Il Grest 2026 della parrocchia di Buttapietra ha voluto evidenziare la figura di san Daniele Comboni. Nell’estate del 1855, questo giovane sacerdote esercitò il suo ministero (praticamente da prete novello) nella parrocchia di Buttapietra. Per questo motivo, la parrocchia gli ha dedicato quest’anno il Grest.
Con il titolo “Boys for Africa”, i responsabili hanno cercato di valorizzare i valori pedagogici d’inclusione: caratteristica tipica dei missionari che annunciano il Vangelo.
Prendendo spunto dalle vicende esistenziali del Comboni, i bambini si rendono consapevoli dell’importanza di accettare l’altro nella sua diversità. Andare oltre la propria tradizione culturale, come insegna lo “slogan” salvare l’Africa con l’Africa, aiuta a mettersi a servizio del prossimo per amore.
La preparazione del Grest è iniziata con il gruppo animatori nel periodo primaverile. Gli adolescenti della parrocchia (più di 70) si sono preparati con una decina d’incontri di varie tipologie: adorazione eucaristica, formazione sociologica dei gruppi, organizzazione dei laboratori e dinamiche relazionali.
Il culmine è stata la visita sui luoghi nativi di san Daniele Comboni: Limone sul Garda.
I bambini iscritti al Grest quest’anno sono 180, divisi in otto gruppi di colore diverso. Oltre ai già citati adolescenti, si sono uniti una dozzina di adulti che hanno reso possibile la realizzazione delle attività.
La giornata del Grest ha inizio con la celebrazione della Messa (non obbligatoria) a cui partecipa un buon numero di ragazzi; successivamente i balletti di gruppo e la rappresentazione teatrale “a misura di bambino” della vita del Comboni.
Seguono i laboratori (tra cui quello musicale) e gli immancabili giochi con il torneo a squadre.

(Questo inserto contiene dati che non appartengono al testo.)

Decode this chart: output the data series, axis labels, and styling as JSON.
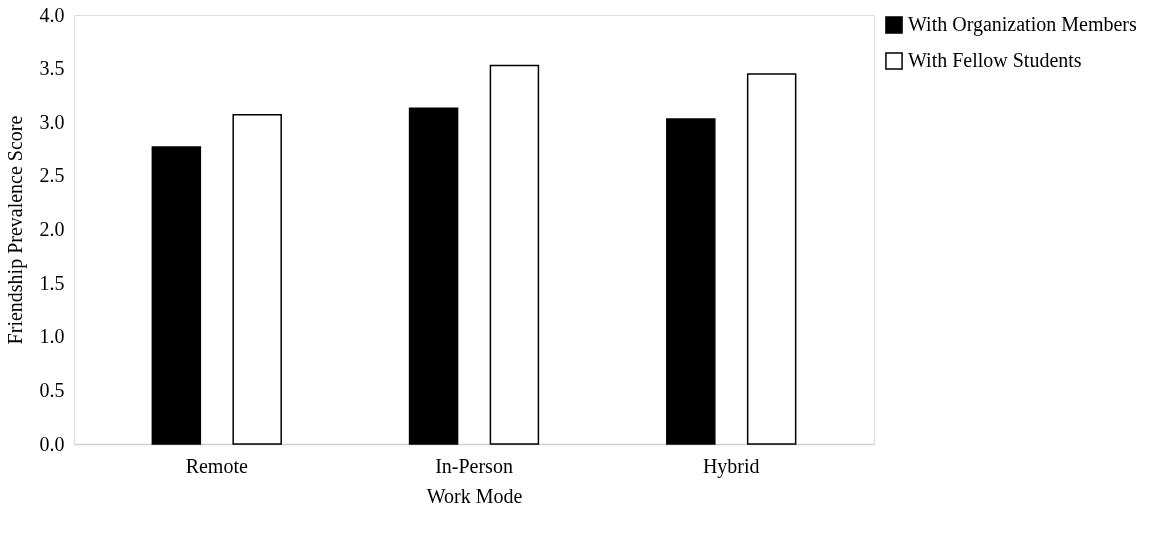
{
  "chart_data": {
    "type": "bar",
    "xlabel": "Work Mode",
    "ylabel": "Friendship Prevalence Score",
    "categories": [
      "Remote",
      "In-Person",
      "Hybrid"
    ],
    "series": [
      {
        "name": "With Organization Members",
        "color": "#000000",
        "values": [
          2.77,
          3.13,
          3.03
        ]
      },
      {
        "name": "With Fellow Students",
        "color": "#ffffff",
        "values": [
          3.07,
          3.53,
          3.45
        ]
      }
    ],
    "ylim": [
      0,
      4
    ],
    "yticks": [
      {
        "value": 0,
        "label": "0.0"
      },
      {
        "value": 0.5,
        "label": "0.5"
      },
      {
        "value": 1,
        "label": "1.0"
      },
      {
        "value": 1.5,
        "label": "1.5"
      },
      {
        "value": 2,
        "label": "2.0"
      },
      {
        "value": 2.5,
        "label": "2.5"
      },
      {
        "value": 3,
        "label": "3.0"
      },
      {
        "value": 3.5,
        "label": "3.5"
      },
      {
        "value": 4,
        "label": "4.0"
      }
    ],
    "grid": false,
    "legend": "right"
  }
}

Sono quattro le uscite del Grest: due inerenti alla tematica come il Parco Natura Viva e il Museo Africano con visita anche al giardino botanico di Marzana.
Due, invece, le uscite di divertimento al parco acquatico Riovalli e a Movieland (in ascolto del vescovo Domenico Pompili). Inoltre, i partecipanti del Grest hanno svolto anche due passeggiate: la prima alla Corte Melegano (gestita dalla Caritas diocesana) e l’altra presso la Baita degli alpini.
Si è cercato di coinvolgere le famiglie dei bambini attraverso due serate: la prima, quella denominata “cluedo”, con il relativo gioco; la seconda è quella dell’immancabile momento finale dove viene decretato il vincitore del Grest dopo l’esibizione di ciascuna squadra davanti ad una giuria di autorità della comunità.
Don Franco Santini, come organizzatore del Grest, desidera ringraziare tutti i responsabili, animatori e volontari per questa esperienza. Grazie anche a tutte le testimonianze ascoltate in questo periodo: padre Daniele dei Comboniani e tutti i missionari; i responsabili del museo africano; don Renzo Zocca; Simone e Francesco di Corte Melegano; Lino, capogruppo degli alpini; Simone, della banda delle Penne nere.
Il grazie più sentito alla “direttrice organizzativa” del Grest, Laura, per la sua instancabile volontà nel donare affetto e pazienza ad ogni partecipante.